A stole is a large piece of cloth worn around a clerics neck. It is a symbol of his ministry and spiritual authority. It is modeled after the Jewish prayer cloth called a tallit. The tradition obviously comes down to us from the apostolic age, as Jewish apostles wore tallitot (plural for tallit) while preaching the gospel to Gentiles. This is why the stole is seen as a symbol of authority to Christians.
Anyway, this particular photograph is very interesting because you see the pope was sitting in Westminster Abbey, when it was taken, where he was to address the spiritual leaders of the Church of England. Westminster Abbey is the primary place of worship for Anglicans. It's sort of like the Anglican answer to St. Peter's Basilica in Rome. The stole he wore around his neck was not his normal stole. It was the one worn by Pope Leo XIII (1878-1903 AD). Pope Leo XIII was the pope who elevated John Henry Newman to the office of cardinal-deacon, so since the pope would beatify Cardinal John Henry Newman two days later, it somewhat explains his use of Pope Leo's stole. However, there is a deeper symbolism here, and this pope is well known for teaching through symbols. Pope Leo XIII was also known as the pope who officially declared Anglican religious orders invalid...
Wherefore, strictly adhering, in this matter, to the decrees of the pontiffs, our predecessors, and confirming them most fully, and, as it were, renewing them by our authority, of our own initiative and certain knowledge, we pronounce and declare that ordinations carried out according to the Anglican rite have been, and are, absolutely null and utterly void.Anglicans are fully aware of this, and the Catholic Church has never once altered of revoked this decree. To this day, Anglican priests who reconcile with Rome are re-ordained properly according to authentic apostolic orders. In declaring Anglican orders invalid, Pope Leo XIII leveled his charge against the British queen, the Protestant British government, and the entire British Empire as well as the whole Anglican Communion. The schismatic actions of King Henry VIII in 1534, and his daughter Elizabeth I in 1559, not only broke the Church of England away from Rome, but they effectively established a whole new religion, wherein the British monarch (king or queen) acted as "pope" with the Archbishop of Canterbury acting as his/her spiritual mouthpiece. The Church of England (Anglicanism) was born, and it was the monarch's church, an extension of the monarch's political and "spiritual" power. What followed was the rise of the British Empire, and it was indeed British schism with Rome that spawned the birth of imperial rule. The monarch armed with the royal military in one hand, and his/her own royal religion in the other, could exercise full physical and spiritual supremacy over his/her subjects wherever the British flag was planted.-- Apostolicae Curae, 36
Not long after Leo XIII's encyclical declaring the nullity of Anglican orders, the power of the British Empire began to wane. By World War I (1914-1918 AD) the empire was crippled. By World War II (1939-1945 AD) it was finished. Today there is nothing left, save an exoskeleton called the "Commonwealth of Nations" which has not amounted to much, and it is universally agreed by everyone that the British Empire is defunct. The monarchy itself faces irrelevancy while the Anglican Communion has become a disheveled group of member-churches united in little more than name. The Anglican religion and the British empire were one in the same. They were extensions of the Protestant monarch's power. Both are now relics of history. This was the cost of England's schism with Rome. In the short run it brought England wealth and power beyond imagination. In the long run it brought political, social and spiritual bankruptcy. Today, Islam threatens to take over England as it's number one practiced religion.

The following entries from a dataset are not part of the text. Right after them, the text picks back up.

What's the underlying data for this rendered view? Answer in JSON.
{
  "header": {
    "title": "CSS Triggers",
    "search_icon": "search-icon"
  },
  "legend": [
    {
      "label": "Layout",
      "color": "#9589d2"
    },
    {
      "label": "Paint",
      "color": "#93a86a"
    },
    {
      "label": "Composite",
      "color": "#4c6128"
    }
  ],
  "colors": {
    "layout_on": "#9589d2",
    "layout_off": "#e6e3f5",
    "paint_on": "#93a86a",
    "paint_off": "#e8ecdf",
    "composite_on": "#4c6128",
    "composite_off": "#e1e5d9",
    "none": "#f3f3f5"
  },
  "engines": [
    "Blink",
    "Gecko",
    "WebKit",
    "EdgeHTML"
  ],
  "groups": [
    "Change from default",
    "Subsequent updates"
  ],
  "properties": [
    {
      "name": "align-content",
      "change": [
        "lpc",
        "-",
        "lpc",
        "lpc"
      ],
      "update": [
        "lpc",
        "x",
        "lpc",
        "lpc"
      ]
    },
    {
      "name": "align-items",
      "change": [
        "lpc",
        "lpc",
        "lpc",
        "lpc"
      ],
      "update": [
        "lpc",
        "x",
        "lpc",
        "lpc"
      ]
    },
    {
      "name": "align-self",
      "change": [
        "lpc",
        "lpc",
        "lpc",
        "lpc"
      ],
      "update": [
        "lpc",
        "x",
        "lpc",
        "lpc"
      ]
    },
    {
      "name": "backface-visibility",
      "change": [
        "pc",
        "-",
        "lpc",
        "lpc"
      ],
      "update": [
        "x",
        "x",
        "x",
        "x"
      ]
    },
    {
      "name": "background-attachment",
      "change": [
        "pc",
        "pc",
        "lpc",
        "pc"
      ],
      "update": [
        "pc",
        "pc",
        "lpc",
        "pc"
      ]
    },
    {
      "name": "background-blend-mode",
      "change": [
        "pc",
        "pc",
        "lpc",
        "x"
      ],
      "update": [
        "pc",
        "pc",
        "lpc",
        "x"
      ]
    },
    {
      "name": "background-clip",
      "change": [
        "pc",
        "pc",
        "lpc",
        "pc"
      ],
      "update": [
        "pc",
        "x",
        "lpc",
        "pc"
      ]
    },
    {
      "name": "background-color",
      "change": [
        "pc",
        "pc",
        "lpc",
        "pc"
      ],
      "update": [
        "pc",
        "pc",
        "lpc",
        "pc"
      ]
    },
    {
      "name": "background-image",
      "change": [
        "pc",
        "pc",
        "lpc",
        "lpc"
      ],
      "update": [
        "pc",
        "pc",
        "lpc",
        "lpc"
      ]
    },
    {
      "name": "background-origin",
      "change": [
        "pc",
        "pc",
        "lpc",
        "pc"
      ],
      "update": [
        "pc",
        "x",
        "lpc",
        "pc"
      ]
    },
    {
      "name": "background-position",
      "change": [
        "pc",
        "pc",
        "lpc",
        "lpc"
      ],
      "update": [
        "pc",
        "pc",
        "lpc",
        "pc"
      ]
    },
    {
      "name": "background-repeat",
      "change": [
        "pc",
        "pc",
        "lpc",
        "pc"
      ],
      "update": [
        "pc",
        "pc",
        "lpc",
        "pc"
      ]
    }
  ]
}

So on September 17, 2010 Pope Benedict XVI sat in the highest chapel of the Church of England, before the highest prelates of the Church of England, wearing the stole of the man who declared all of their clerical orders totally and completely invalid. What was their response to this symbolic act? They applauded him!
Two days later, September 19, 2010 he beatified John Henry Newman, the high profile Oxford reformer of Anglicanism who reconciled with Rome and became a Catholic cardinal. Obviously, the pope's message to Anglicans here was to follow John Henry Newman's example. Then he instructed the Catholic bishops of England to make wide and generous provision for the Anglican converts that will soon enter the Catholic Church through the upcoming ordinariates.